Diyanet İşleri Başkanlığı ile Türkiye Diyanet Vakfı'nın gönül coğrafyasında, 7 kıtada başlattığı hareketin, iyilik, ilim, eğitim ve gönül hareketi olduğunu belirten Görmez, "Bu hareket ilelebet daim olsun. Önce yurt dışındaki millet varlığımıza hizmet götürdüler, sonra akraba gruplara ulaştılar, sonra Rusya'nın içindeki Müslüman kardeşlerimize ve onların çocuklarına, Orta Asya'ya, Kafkasya'ya, Baltık cumhuriyetlerine, Balkanlar'a... Daha sonra Afrika ile tanıştık, 2006 yılından itibaren. Maalesef 2006 yılına kadar Afrika ile hiç irtibatımız olamamıştı, Allah'a hamdolsun, 2006 yılından itibaren Afrika'da kaybettiğimiz kardeşlerimizle buluştuk" diye konuştu.
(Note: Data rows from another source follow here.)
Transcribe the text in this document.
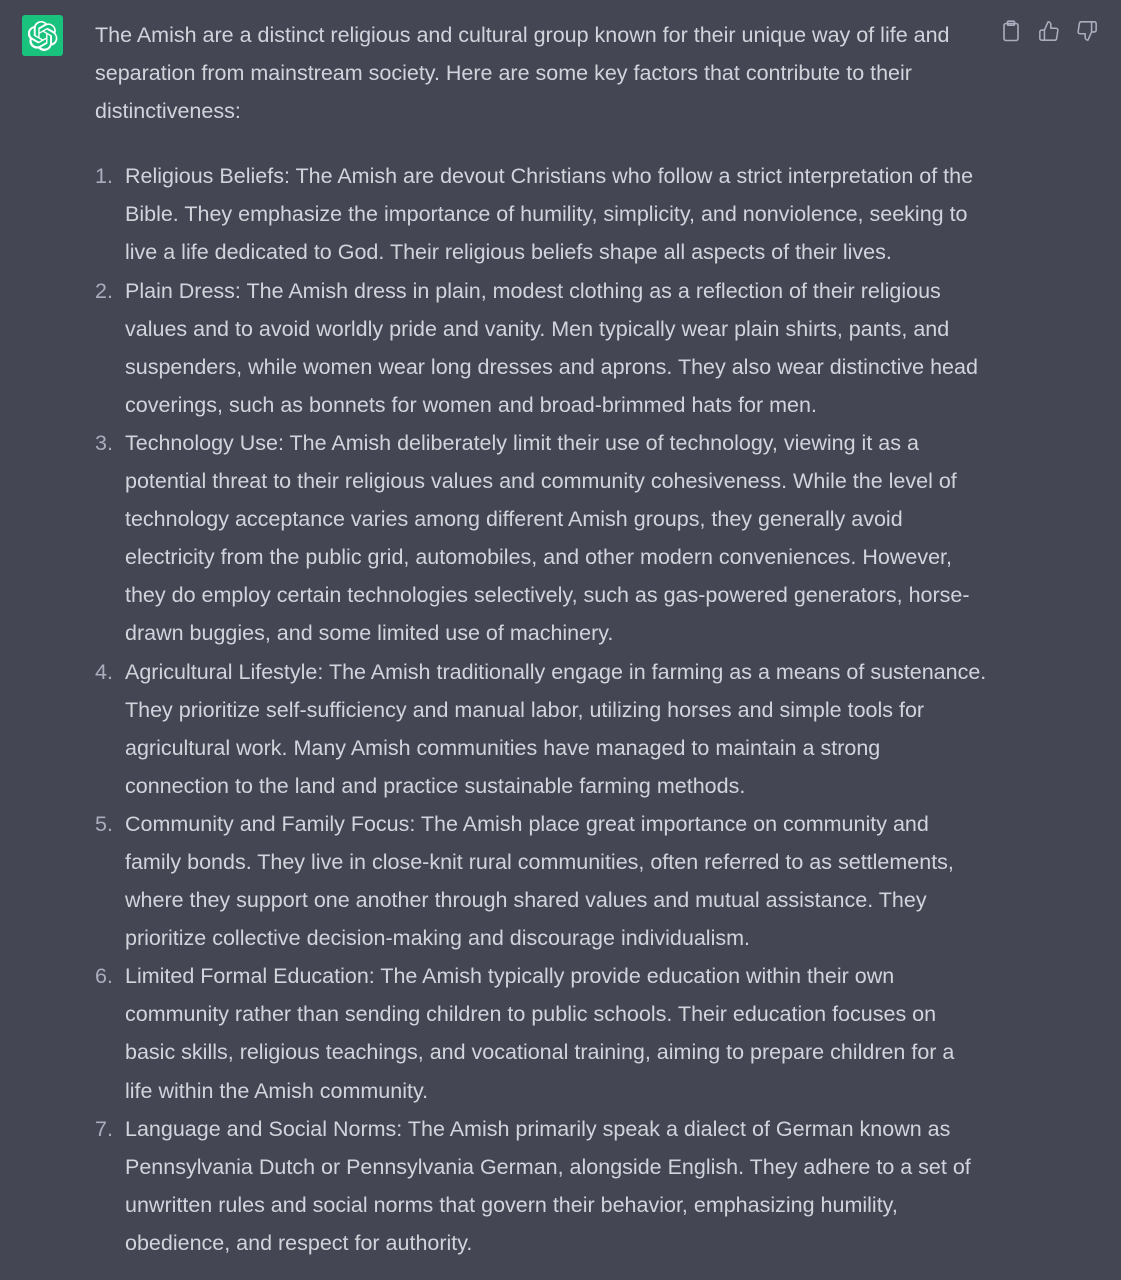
The Amish are a distinct religious and cultural group known for their unique way of life and separation from mainstream society. Here are some key factors that contribute to their distinctiveness:

1. Religious Beliefs: The Amish are devout Christians who follow a strict interpretation of the Bible. They emphasize the importance of humility, simplicity, and nonviolence, seeking to live a life dedicated to God. Their religious beliefs shape all aspects of their lives.
2. Plain Dress: The Amish dress in plain, modest clothing as a reflection of their religious values and to avoid worldly pride and vanity. Men typically wear plain shirts, pants, and suspenders, while women wear long dresses and aprons. They also wear distinctive head coverings, such as bonnets for women and broad-brimmed hats for men.
3. Technology Use: The Amish deliberately limit their use of technology, viewing it as a potential threat to their religious values and community cohesiveness. While the level of technology acceptance varies among different Amish groups, they generally avoid electricity from the public grid, automobiles, and other modern conveniences. However, they do employ certain technologies selectively, such as gas-powered generators, horse-drawn buggies, and some limited use of machinery.
4. Agricultural Lifestyle: The Amish traditionally engage in farming as a means of sustenance. They prioritize self-sufficiency and manual labor, utilizing horses and simple tools for agricultural work. Many Amish communities have managed to maintain a strong connection to the land and practice sustainable farming methods.
5. Community and Family Focus: The Amish place great importance on community and family bonds. They live in close-knit rural communities, often referred to as settlements, where they support one another through shared values and mutual assistance. They prioritize collective decision-making and discourage individualism.
6. Limited Formal Education: The Amish typically provide education within their own community rather than sending children to public schools. Their education focuses on basic skills, religious teachings, and vocational training, aiming to prepare children for a life within the Amish community.
7. Language and Social Norms: The Amish primarily speak a dialect of German known as Pennsylvania Dutch or Pennsylvania German, alongside English. They adhere to a set of unwritten rules and social norms that govern their behavior, emphasizing humility, obedience, and respect for authority.
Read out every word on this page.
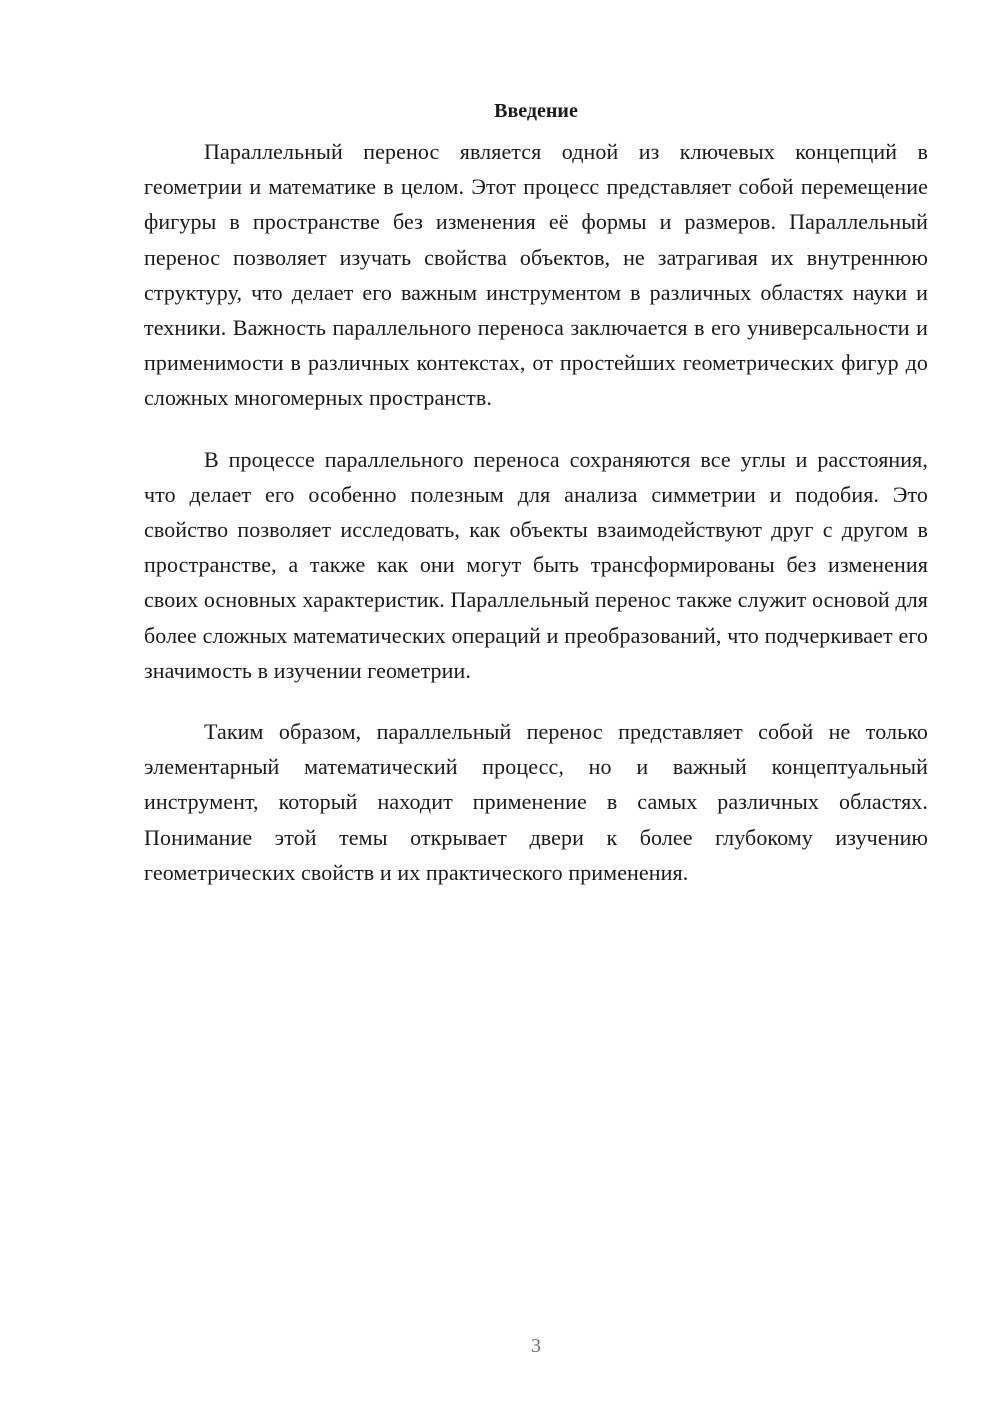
Введение

Параллельный перенос является одной из ключевых концепций в геометрии и математике в целом. Этот процесс представляет собой перемещение фигуры в пространстве без изменения её формы и размеров. Параллельный перенос позволяет изучать свойства объектов, не затрагивая их внутреннюю структуру, что делает его важным инструментом в различных областях науки и техники. Важность параллельного переноса заключается в его универсальности и применимости в различных контекстах, от простейших геометрических фигур до сложных многомерных пространств.

В процессе параллельного переноса сохраняются все углы и расстояния, что делает его особенно полезным для анализа симметрии и подобия. Это свойство позволяет исследовать, как объекты взаимодействуют друг с другом в пространстве, а также как они могут быть трансформированы без изменения своих основных характеристик. Параллельный перенос также служит основой для более сложных математических операций и преобразований, что подчеркивает его значимость в изучении геометрии.

Таким образом, параллельный перенос представляет собой не только элементарный математический процесс, но и важный концептуальный инструмент, который находит применение в самых различных областях. Понимание этой темы открывает двери к более глубокому изучению геометрических свойств и их практического применения.

3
Latin Amerika ile de buluştuklarını, bu yılın sonunda Latin Amerika Dini Liderler Zirvesi'ni İstanbul'da yapacaklarını ifade eden Görmez, "Dünyanın neresinde bir Müslüman topluluk varsa ona ulaşmayı gaye edindik. Bundan böyle bu iyilik hareketinin gitmediği dünyada hiçbir kıta, hiçbir topluluk olmayacak diye umut ediyoruz. Bütün dünyada 7 kıtada insanlığın hizmetinde olacağız" değerlendirmesinde bulundu.
Görmez, gidilen yerlere din hizmeti, eğitimi, cami ve mescit yapımının yanında insani hizmet de götürdüklerini aktararak ancak en büyük hizmetin öğrencilere yönelik olduğunu, şu anda yurt içi ve dışında 5 bin öğrencileri olduğunu vurguladı. Görmez, şöyle devam etti:
"Nice mezunlarımız, başka ülkelerde müftü, Diyanet İşleri Başkanı, milletvekili, belediye başkanı oldular. Her biri o ülkeler ile bizim ülkemiz arasında gönül elçisi oldu. İnşallah, bu hizmet artarak devam edecek. Asya'dan gelen gençler, inşallah yüz yıllık komünist idare altında kimliklerini kaybeden Müslüman kardeşlerimizin kendi kimliklerini yeniden inşa etmesine katkıda bulunacaklar. Maveraünnehrin maverasını yeniden keşfedecekler. O topluluklara da keşfettirecekler. Balkanlar'dan gelen gençler, Güneydoğu Avrupa'da, Avrupa'nın kıyısında birlikte yaşama ahlakını, hukukunu yeniden öğretecekler. Avrupa'dan gelen gençlerimiz, Avrupa'nın idrakine, İslamofobia dediğimiz bütün yüreklere salınan İslam korkusunu kaldıracaklar ve onun yerine İslam'ın rahmet mesajlarını yeniden yerleştirecekler. Afrika'dan gelen gençlerimiz, Afrikalı Müslümanların makus talihini yenecekler. Sömürgecilerin, iki asırdır her türlü zorbalığına karşı ilimle, irfanla, sevgiyle, adaletle, faziletle kendi milletlerini, toplumlarını yeniden ayağa kaldırmaya çalışacaklardır."
Son günlerde bütün dünyanın Nijerya kaçırılan 200 kız çocuğunu konuştuğuna da dikkati çeken Görmez, şunları kaydetti:
"Elbette akıl, iman, vicdan sahibi her mümin, böyle bir zulmü, böyle bir haksızlığı yapan haramileri telin etmek zorundadır. Ancak bu haramileri telin ederken, aynı zamanda 2 asırdır Afrika'nın bütün nimetlerini alıp götüren ve bu cinnet ortamını meydana getiren sömürge yönetimlerini de telin etmek zorundadır. Bu kız çocuklarını kaçıran haramileri telin etmek ne kadar gerekiyorsa aynı zamanda Afrika'da 2 asırdır bu akıl ve ruh tutulmasını, bu akıl ve ruh hastalığını ortaya koyan sömürge ideolojilerini de de telin etmek zorunda. Bu 200 kız çocuğunu kaçıran haramileri telin etmek ne kadar gerekiyorsa 2 asırdır Afrika İslam'ın önünde her türlü tuzağı kuran, her türlü fitneyi fesadı oluşturarak Afrika İslamını ortadan kaldırmaya çalışan sömürge ideolojilerini de o şekilde telin etmek gerekiyor."
Kuran-ı Kerim tilavetiyle başlayan etkinlikte, Türkiye'de öğrenim gören yabancı öğrenciler, ilahi, türkü ve marşlar söyledi, şiirler okudu. Etkinliğin ardından öğrenciler, Görmez'e çiçek verdi.